Sunday, May 1, 2016

I could ask a million "why". I could cry my heart out till exhaustion consumes me. I could beg for a miracle to take place but nothing would change and everything would stay the same. I just want to be 21 years of age. Where my only worries are the same as every other 21 year old. I just want to compete at ease. Where if I do whine, it'll be on how the trainings are so draining and food so tedious to consume. Where I'll worry if I'm hitting my required protein. If I should play around with my carbs and fat the next coming week. Things are so bleak. I can hardly provide my basic necessities for myself,speaking about this makes me feel so ashamed. What more fulfilling this dream of mine. I can never fulfill this dream with situations like these. And nothing breaks my heart more. I have given everything I possibly could I really don't know what else my mother wants of me. I am tired and I want to be anywhere but here. I just want to be anywhere but here. It feels like nothing I ever want in life will ever work out. I can dream about being able to save up for perhaps that shoe I want. Or that wedding I want. Or that house I want. Or children. Or anything for that matter. Because I have done all that I could and I will have nothing left. I could work at them, I could be resilient but I know it won't be my opportunity to fulfill any of the things I dream of. I can never fulfill my needs, let alone my dreams and my wants.
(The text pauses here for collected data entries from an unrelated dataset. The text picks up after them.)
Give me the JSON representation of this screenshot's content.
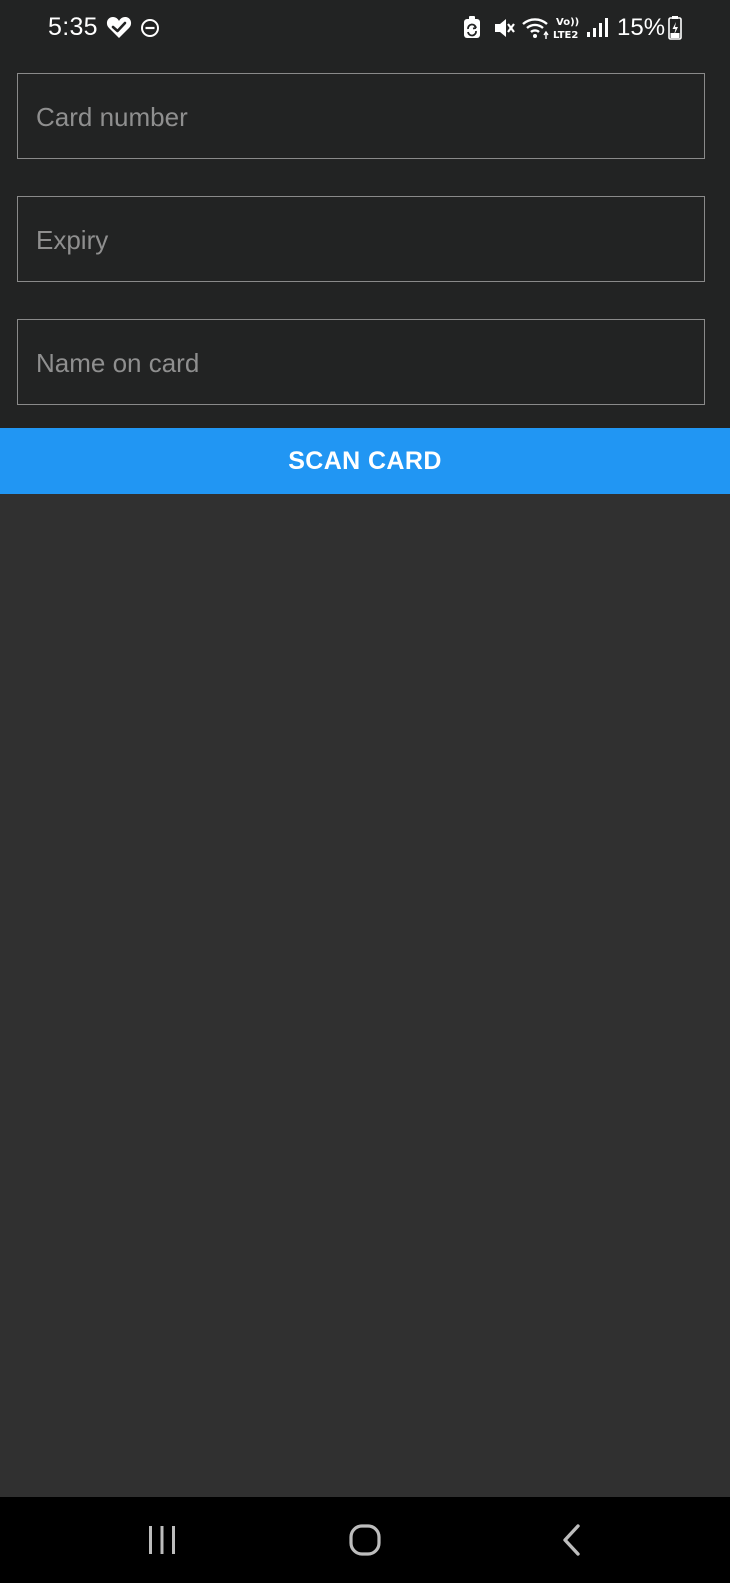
{
  "status_bar": {
    "time": "5:35",
    "battery": "15%",
    "icons": [
      "heart-check-icon",
      "do-not-disturb-icon",
      "battery-saver-icon",
      "mute-icon",
      "wifi-icon",
      "volte-lte2-icon",
      "signal-icon",
      "battery-charging-icon"
    ]
  },
  "form": {
    "card_number_placeholder": "Card number",
    "expiry_placeholder": "Expiry",
    "name_placeholder": "Name on card",
    "scan_button_label": "SCAN CARD"
  },
  "colors": {
    "form_background": "#222323",
    "content_background": "#303030",
    "button_accent": "#2196f3",
    "nav_background": "#000000"
  },
  "nav_bar": {
    "icons": [
      "recents-icon",
      "home-icon",
      "back-icon"
    ]
  }
}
I only want to be 21,young and enjoying that cup of ice cream because I can and because I want to. I want to fulfill my dreams because I can. But I can't. I am not the average 21 year old. my heart hurts so badly to the point of no return. I can only cry. That's all that I can do. I can only grieve for the things I can never have. I grieve for my self, for the things I will never get to have and the dreams that will never be fulfilled. What else do you want mother.